Apart from the decline in tourism from the Ebola scare in neighboring countries, the high cost and administrative hassle of visas and taxes on air tickets has all but crippled the tourism sector of Senegal.

According to The Africa Report, Senegal is also looking for a strategic partner to re-launch its indebted state carrier, Senegal Airlines. They hope to have achieved this by the time its new international airport opens next year.

Speaking at Senegal’s 55th anniversary celebrations, President Sall also reiterated his commitment to his program of reform and investment with the “Plan Senegal Emergent” (PSE).

The 53-year-old, who has been the president of the country since April 2012 and was Prime Minister of Senegal under President Abdoulave Wade, also called on his compatriots last week “not to fall into the trap of complacency” over executing PSE. He added, however, that its first year of implementation has witnessed “positive results.”

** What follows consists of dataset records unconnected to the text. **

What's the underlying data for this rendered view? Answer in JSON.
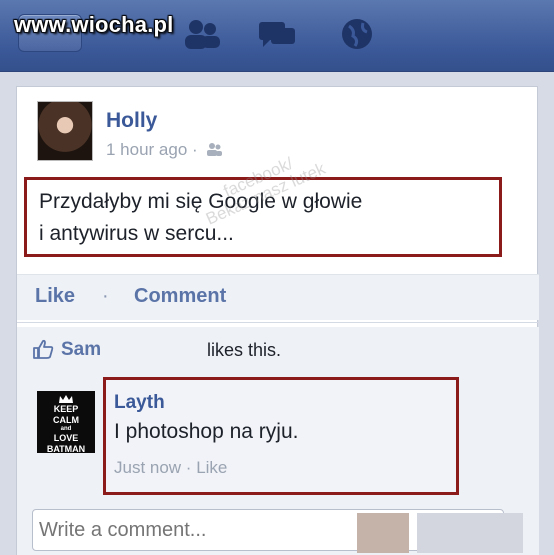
{
  "watermark": "www.wiocha.pl",
  "nav": {
    "icons": [
      "back-icon",
      "friends-icon",
      "messages-icon",
      "notifications-globe-icon"
    ]
  },
  "post": {
    "author": "Holly",
    "time": "1 hour ago ·",
    "audience_icon": "friends-audience-icon",
    "text_line1": "Przydałyby mi się Google w głowie",
    "text_line2": "i antywirus w sercu...",
    "overlay_watermark_1": "facebook/",
    "overlay_watermark_2": "Bekaz nasz lutek"
  },
  "actions": {
    "like_label": "Like",
    "separator": "·",
    "comment_label": "Comment"
  },
  "likes": {
    "name": "Sam",
    "text": "likes this."
  },
  "comment": {
    "avatar_lines": [
      "KEEP",
      "CALM",
      "and",
      "LOVE",
      "BATMAN"
    ],
    "author": "Layth",
    "text": "I photoshop na ryju.",
    "meta": "Just now · Like"
  },
  "composer": {
    "placeholder": "Write a comment..."
  },
  "colors": {
    "header_blue": "#3b5898",
    "link_blue": "#3b5998",
    "highlight_border": "#8b1a1a"
  }
}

At a meeting between technical and financial partners (TFP)—the private sector and the civil society in Diamniadio, around 40 km from Dakar—Sall said, “We have a lot of progress to achieve and PSE is taking up the challenge particularly in terms of attitudinal change.”

He claimed that the growth of gross domestic product, the macroeconomic level, remains positive. He added that the expected projection for 2015 is 5.4%, following an increase from 2011 of 1.7% to 4.5% in 2014. The budget revenues have also increased from CFA 1.467 billion in 2012 to CFA 1,676,000,000 in 2014, he claimed.

Although Sall is in favor of reverting to the previous term limits and lengths of office, fellow African leaders have been criticized for attempting to cling on to their power. Benin, Rwanda, Burundi, and Congo-Brazzaville are all said to be considering constitutional changes allowing their leaders a third term in office.

Sall, however, previously announced that he wanted to cut his mandate by two years, from seven to five, and declared that he would ensure that no leader could hold more than two terms in office.